By such attenuation, the consent is cleansed of the taint of the prior
illegality. See, notably, Brown v. Illinois, supra at 603‑604,
95 S.Ct. 2254; Commonwealth v. Loughlin,
supra at 63‑64, 430 N.E.2d 823;
and Commonwealth v. Ellsworth,
supra at 557, 671 N.E.2d 1001. It
is the burden of the government to prove that the taint was attenuated enough
to allow admission of the evidence derived from prior illegality.

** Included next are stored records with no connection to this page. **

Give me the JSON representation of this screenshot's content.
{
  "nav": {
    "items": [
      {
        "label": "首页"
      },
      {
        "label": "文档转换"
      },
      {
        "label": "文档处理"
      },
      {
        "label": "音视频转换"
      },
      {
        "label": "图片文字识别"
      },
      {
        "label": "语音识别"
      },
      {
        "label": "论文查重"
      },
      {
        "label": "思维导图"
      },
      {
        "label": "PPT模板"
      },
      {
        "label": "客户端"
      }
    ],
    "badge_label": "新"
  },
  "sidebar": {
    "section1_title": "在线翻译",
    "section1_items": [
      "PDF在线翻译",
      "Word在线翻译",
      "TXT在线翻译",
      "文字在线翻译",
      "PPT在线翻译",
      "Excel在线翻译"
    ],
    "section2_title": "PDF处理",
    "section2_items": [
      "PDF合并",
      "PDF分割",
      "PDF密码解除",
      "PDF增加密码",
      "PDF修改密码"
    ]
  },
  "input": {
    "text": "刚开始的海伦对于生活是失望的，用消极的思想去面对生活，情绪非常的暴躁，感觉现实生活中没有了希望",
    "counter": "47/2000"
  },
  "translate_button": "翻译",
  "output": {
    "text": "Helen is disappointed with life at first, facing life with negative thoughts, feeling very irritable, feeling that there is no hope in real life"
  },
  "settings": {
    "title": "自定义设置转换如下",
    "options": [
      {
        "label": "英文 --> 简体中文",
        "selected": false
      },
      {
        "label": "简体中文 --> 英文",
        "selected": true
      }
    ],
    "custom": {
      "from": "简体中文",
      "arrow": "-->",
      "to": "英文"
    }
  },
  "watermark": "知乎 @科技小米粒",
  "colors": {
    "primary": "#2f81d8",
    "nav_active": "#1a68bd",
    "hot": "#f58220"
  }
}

United States v. Perez‑Esparza, supra at 1290. We attach no [46 Mass.App.Ct. 596] consequence to Thomas having allowed Officer Gaucher
in by the back door. By the time Gaucher arrived on the scene upstairs, Officer Carr had already made her entry and it was she who
was asking for a look within other rooms.
We think,
in the circumstances of this case, in which there was immediacy between the
prior illegality and its exploitation through request for further search, that
the consent, in legal context, was not voluntary and that evidence of the
firearm and ammunition clip found in Midi's room should have been suppressed.
The
government's argument that the firearm and ammunition clip would inevitably
have been discovered, see the discussion in
Commonwealth v. Benoit, 382 Mass. 210, 217, 415 N.E.2d 818 (1981), does not
add up. Had the illegal entry and
attendant observations not occurred, there is no reason to suppose the unlawful
objects would have been found.
Police
officers, to be sure, are not required to be blind. If, however, they undertake to enter a home
to make a routine arrest without obtaining authority in the form of an arrest
warrant, they run the risk that they blind themselves. It was error to deny the motion to suppress.
Judgments reversed.
Verdicts set aside.
(FN1.) This case was argued on November 10,
1998, before Justices Perretta, Kass,
and Flannery. Following the death of
Justice Flannery, the case was reassigned and Justice Jacobs joined in
consideration of the case on the basis of the briefs, the record appendix, and
the transcripts.
(FN2.)
The testimony of police officers variously describes the place where Pierce
lives as 2 Huntington Place, 2 Huntington Street, and 200 Pleasant Street,
Brockton. The District Court judge, in
his findings on the suppression motion, used 2 Huntington Street and we adopt
that. Whatever the correct address is,
the police arrived at the right place.
(FN3.)
The record does not reveal whether the charge the police had in mind was
assault and battery or violation of an abuse prevention order, if one had been
issued against Pierce.
(FN4.)
At that juncture, Carr describes Officer Gaucher as
"at my heels," testimony discordant with where other evidence
introduced by the Commonwealth places Gaucher,
namely, at the back of the building.
(FN5.)
The trial judge's findings say Officer Carr also saw five bullets in the same
place. That was not Carr's direct testimony,
but she did answer, "That's correct," when asked on redirect
examination: "And when you took
that one step in the apartment is that when you saw the contraband and the
bullets?"
(FN6.) During
the trial that followed, there was testimony that Midi did not live at 2
Huntington Street, but we, of course, consider the evidence in the state it was
left at the conclusion of the hearing on the motion to suppress.